Indonesia: Eggs of rare turtles from Riau traded in Pontianak

Severianus Endi The Jakarta Post 28 Sep 16;

Authorities in Pontianak, West Kalimantan, recently confiscated more than 260 eggs of rare turtles allegedly smuggled from Riau Islands province.

Officials are investigating the case to uncover the suppliers of the turtle eggs.

The case emerged with the confiscation of 139 turtle eggs by officials of the local office of the Natural Resources Conservation Agency (BKSDA) at Dwikora Port, Pontianak.

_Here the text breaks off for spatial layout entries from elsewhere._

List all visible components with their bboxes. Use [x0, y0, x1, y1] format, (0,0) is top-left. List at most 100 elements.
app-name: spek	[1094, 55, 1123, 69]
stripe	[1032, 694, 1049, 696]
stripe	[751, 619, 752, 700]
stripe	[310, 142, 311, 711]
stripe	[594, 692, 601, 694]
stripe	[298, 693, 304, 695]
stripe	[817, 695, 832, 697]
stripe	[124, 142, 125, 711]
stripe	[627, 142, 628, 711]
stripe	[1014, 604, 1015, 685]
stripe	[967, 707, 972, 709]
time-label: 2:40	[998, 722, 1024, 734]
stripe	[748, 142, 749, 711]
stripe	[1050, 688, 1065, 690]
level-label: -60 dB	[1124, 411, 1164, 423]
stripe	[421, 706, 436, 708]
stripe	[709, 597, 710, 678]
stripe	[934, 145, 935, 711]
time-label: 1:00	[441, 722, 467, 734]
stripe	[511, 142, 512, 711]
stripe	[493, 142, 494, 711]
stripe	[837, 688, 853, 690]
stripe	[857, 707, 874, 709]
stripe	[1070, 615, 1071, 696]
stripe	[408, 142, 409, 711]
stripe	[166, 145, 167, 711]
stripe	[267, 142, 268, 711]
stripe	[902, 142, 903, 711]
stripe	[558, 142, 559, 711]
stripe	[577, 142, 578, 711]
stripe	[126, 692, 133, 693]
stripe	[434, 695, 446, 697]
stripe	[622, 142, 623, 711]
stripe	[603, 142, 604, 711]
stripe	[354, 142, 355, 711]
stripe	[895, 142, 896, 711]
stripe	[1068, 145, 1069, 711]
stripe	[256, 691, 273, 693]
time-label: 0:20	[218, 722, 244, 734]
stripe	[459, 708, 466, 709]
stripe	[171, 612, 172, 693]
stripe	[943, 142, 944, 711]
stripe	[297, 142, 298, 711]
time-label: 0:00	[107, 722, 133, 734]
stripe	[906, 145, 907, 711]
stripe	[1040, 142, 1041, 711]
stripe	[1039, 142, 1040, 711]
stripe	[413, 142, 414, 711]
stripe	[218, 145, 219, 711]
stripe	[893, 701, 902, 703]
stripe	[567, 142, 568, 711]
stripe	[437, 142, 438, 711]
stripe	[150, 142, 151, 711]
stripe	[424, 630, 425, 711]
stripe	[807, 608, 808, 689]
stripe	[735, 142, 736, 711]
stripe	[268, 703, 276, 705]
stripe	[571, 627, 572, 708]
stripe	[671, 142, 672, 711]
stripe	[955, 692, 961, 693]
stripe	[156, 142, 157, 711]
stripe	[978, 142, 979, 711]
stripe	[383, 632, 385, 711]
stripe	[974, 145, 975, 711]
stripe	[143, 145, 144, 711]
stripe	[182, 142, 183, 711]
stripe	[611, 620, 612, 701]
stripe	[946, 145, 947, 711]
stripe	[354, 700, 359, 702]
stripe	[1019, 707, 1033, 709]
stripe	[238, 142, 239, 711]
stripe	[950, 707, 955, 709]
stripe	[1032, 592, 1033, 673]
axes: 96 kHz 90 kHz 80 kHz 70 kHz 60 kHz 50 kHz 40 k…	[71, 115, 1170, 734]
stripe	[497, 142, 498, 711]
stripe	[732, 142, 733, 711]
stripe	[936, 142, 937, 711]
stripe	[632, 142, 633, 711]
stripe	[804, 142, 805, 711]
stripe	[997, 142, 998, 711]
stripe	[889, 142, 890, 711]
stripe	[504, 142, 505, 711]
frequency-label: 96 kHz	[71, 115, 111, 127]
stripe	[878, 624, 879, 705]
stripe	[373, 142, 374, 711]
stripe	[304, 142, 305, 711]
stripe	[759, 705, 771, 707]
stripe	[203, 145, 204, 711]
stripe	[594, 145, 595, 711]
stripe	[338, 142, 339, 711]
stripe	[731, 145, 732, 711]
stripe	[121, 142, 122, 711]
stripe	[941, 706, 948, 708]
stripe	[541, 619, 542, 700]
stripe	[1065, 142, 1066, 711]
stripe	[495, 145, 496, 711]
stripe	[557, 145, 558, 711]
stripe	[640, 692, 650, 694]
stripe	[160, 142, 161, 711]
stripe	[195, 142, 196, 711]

The West Kalimantan BKSDA head, Sustyo Iriono, said the turtle eggs were seized on Sept. 20 from a woman who said she received them as gifts from relatives on Serasan Island near Tambelan Island, Riau Islands province.

On Saturday, the BKSDA team arrested a 16-year-old suspected of selling turtle eggs on a section of road in Pontianak and seized 125 turtle eggs.

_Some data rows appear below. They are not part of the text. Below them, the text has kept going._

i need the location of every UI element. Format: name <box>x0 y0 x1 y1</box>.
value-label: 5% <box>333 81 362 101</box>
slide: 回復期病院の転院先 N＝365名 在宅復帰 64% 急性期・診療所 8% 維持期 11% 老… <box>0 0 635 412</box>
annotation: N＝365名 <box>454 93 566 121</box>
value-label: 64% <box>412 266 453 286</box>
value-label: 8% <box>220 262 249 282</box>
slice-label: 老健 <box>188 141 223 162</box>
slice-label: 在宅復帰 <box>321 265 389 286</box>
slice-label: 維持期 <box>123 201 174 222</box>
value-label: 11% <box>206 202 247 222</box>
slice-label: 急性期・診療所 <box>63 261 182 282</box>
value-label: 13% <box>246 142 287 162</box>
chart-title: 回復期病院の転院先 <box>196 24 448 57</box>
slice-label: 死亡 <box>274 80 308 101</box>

“The teenager said he was told to sell the eggs by his cousin and that the eggs came from Tanjung Pinang, Riau Islands,” Sustyo told The Jakarta Post on Tuesday, adding that the eggs were being sold for Rp 2,500 each.

The two suspects so far have been required to sign statements declaring that they would not repeat the offense. Sustyo said the cases would be developed to target suppliers that they suspected were involved in the turtle egg trade network in the city.

West Kalimantan have turtle habitats in various areas, such as the Paloh coast, Sambas regency, where the collection of turtle eggs for consumption is a serious threat to two species in the region.

The 63-kilometer-long Paloh coast is a habitat of green and hawksbills turtles. It is the longest coastline in the country.

The Word Wide Fund (WWF) Indonesia’s West Kalimantan program recorded more than 2,000 green turtle nests a year at Paloh Beach, making it the place with the second-biggest population of turtles along the chain, which spans from the Malay Peninsula to the Sulu Sea, Sulawesi.

A marine biodiversity conservation officer of the WWF Indonesia’s West Kalimantan program, Hendro Susanto, said the monitoring of the turtles continued to collect data on the number of missing or raided turtle nests. The move involves, among other things, former turtle egg collectors.

“Provisional data show that turtle egg hunting continues decreasing thanks to the intensive dissemination of information that the activity is illegal,” Hendro said, adding that one turtle nest could contain up to 100 eggs.

Hendro also said turtles existed in prehistoric days and could live for up to 150 years but only started to lay eggs at 30 to 50 years of age.

The high price and proximity to Malaysia have been blamed for triggering an increase in the illegal trade of turtle eggs to Malaysia. Melano Bay in Sarawak, Malaysia, is only some 10 kilometers from the outmost village in Paloh district.

To help curb turtle egg theft, a number of programs conducted jointly with the community have been introduced, including an annual festival in which information is disseminated during entertainment.

Other programs include encouraging locals to run home industries producing various handmade crafts using turtles as a theme.